Mondays Stink

The good news is, I made it home with the snowblower attachment. The unit is in relatively decent shape: the auger turns, the ejection chute turns, and the belt looks pretty new. That’s the good news.

The bad news is, it was Monday, cloudy, and I was driving to Minneapolis. Now, don’t get me wrong: I love to drive and go on adventures, so I didn’t mind driving to MN by myself. However, my stomach decided that yesterday was the day it was going to rebel, and it did. By the time I got to Eagan (a Minneapolis suburb) my gut was in a knot. Within 45 minutes, I must have hit the restroom three or four times. I pity the poor person who went in there next. And to top it off, I got into town a couple hours early, and in an attempt to kill time I may have gotten a traffic ticket. I’m not sure, but here’s what happened: I was driving down some street looking for a strip mall with a TJ Maxx and some other stores, but since I wasn’t finding it, I decided to turn around. I pulled into a left turn lane and stopped because there was oncoming traffic. And since the through lights were green, once the traffic passed I turned. BUT – this intersection had a turn arrow, and because I was thinking about finding my way back and also thinking in Iowa driving terms, the red arrow thingy didn’t register until I started turning and I thought I saw something blink in my right eye. When I got turned around and came back I saw something mounted on top of the signal pole that may have been a camera. I don’t know. I told all this to Carl who was very reassuring, but I’m expecting a letter from the City of Eagan, MN telling me that I owe them 30 bizillion dollars because I ran a red light, I’m from out of state and I live within an hour’s drive of the University of Iowa, key rival of the Minnesota Golden Gophers. Given the way things have been going recently, that would just be my luck.

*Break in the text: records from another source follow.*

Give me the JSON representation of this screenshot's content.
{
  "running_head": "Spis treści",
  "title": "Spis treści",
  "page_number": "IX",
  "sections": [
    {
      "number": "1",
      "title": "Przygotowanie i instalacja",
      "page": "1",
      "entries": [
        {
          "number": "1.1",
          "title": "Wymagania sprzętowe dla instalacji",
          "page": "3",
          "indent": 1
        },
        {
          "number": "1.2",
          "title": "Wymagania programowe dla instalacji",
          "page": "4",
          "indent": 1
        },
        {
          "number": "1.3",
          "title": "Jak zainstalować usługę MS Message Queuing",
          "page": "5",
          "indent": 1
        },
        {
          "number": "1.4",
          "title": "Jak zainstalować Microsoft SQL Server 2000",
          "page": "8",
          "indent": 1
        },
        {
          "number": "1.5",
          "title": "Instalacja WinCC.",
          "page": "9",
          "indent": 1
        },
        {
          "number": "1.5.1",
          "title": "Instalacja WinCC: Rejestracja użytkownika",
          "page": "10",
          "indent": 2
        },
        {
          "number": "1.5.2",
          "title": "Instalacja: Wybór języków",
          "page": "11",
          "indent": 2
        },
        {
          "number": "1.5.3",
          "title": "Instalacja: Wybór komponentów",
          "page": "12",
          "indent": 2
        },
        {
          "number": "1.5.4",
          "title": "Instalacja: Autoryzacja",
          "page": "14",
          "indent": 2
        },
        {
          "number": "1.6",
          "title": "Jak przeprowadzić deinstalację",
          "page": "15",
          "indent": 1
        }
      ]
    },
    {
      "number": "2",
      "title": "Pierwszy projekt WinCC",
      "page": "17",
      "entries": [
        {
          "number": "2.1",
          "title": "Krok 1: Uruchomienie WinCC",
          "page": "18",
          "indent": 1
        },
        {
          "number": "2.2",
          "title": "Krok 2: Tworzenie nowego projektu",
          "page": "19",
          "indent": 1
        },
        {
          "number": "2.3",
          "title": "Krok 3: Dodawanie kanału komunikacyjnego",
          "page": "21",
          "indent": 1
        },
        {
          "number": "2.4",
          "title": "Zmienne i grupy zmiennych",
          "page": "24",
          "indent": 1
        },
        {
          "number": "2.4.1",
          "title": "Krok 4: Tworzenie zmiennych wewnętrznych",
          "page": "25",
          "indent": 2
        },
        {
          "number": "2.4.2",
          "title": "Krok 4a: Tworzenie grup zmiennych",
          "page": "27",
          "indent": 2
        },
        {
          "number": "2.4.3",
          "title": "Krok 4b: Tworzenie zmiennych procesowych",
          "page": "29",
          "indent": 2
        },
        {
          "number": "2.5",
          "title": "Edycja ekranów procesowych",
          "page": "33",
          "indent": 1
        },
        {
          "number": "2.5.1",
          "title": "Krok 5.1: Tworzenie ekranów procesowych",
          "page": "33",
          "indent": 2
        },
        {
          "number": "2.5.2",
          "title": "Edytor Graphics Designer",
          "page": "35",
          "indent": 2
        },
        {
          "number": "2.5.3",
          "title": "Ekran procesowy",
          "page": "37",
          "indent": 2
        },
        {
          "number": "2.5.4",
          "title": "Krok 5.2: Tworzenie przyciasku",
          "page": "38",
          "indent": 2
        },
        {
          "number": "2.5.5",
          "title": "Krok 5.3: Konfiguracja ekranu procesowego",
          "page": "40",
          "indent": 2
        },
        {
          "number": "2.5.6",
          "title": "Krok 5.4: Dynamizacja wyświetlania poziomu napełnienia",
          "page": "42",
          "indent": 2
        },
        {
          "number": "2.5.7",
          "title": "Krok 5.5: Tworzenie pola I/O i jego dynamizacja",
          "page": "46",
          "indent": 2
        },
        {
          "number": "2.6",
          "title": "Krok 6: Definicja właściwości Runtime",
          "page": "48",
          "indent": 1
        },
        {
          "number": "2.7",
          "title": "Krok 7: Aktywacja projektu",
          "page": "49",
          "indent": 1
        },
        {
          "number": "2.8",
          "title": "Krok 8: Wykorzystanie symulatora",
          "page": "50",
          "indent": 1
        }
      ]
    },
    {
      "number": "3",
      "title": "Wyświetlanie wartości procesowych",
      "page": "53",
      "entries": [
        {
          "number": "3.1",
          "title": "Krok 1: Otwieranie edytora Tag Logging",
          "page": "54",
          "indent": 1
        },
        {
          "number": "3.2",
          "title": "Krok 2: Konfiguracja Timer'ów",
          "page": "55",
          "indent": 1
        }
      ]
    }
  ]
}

Speaking of luck and Minnesota, there’s good news on the football front. Not my football front – Carl’s. Daunte Culpepper finally awoke from his trance and played a decent football game. Carl whupped the ever-lovin’ snot out of his opponent thanks to 33 points from the Vikings quarterback. That gives Carl a 2 – 1 record and makes him fourth in the league. I, on the other hand, took a serious beating from a previously winless team, so now I’m 1 – 2 and eighth in the league. I guess I coached Carl too well on the aspects of fantasy management. Of course, he’s been taking Management classes in school, which I’m sure somehow gives him an unfair advantage.

So now I’m trying to revamp my team. The problem is, some of my players are on a “can’t cut” list, and I don’t know why. These are turkeys who were supposed to be top-notch players but haven’t produced so much as a fart. I don’t know what I’m going to do, and this week I have to play the league leader, who’s 3 – 0. Yippee.

Ooogh. There goes my stomach again. Pass the Hepmo-Hepmo!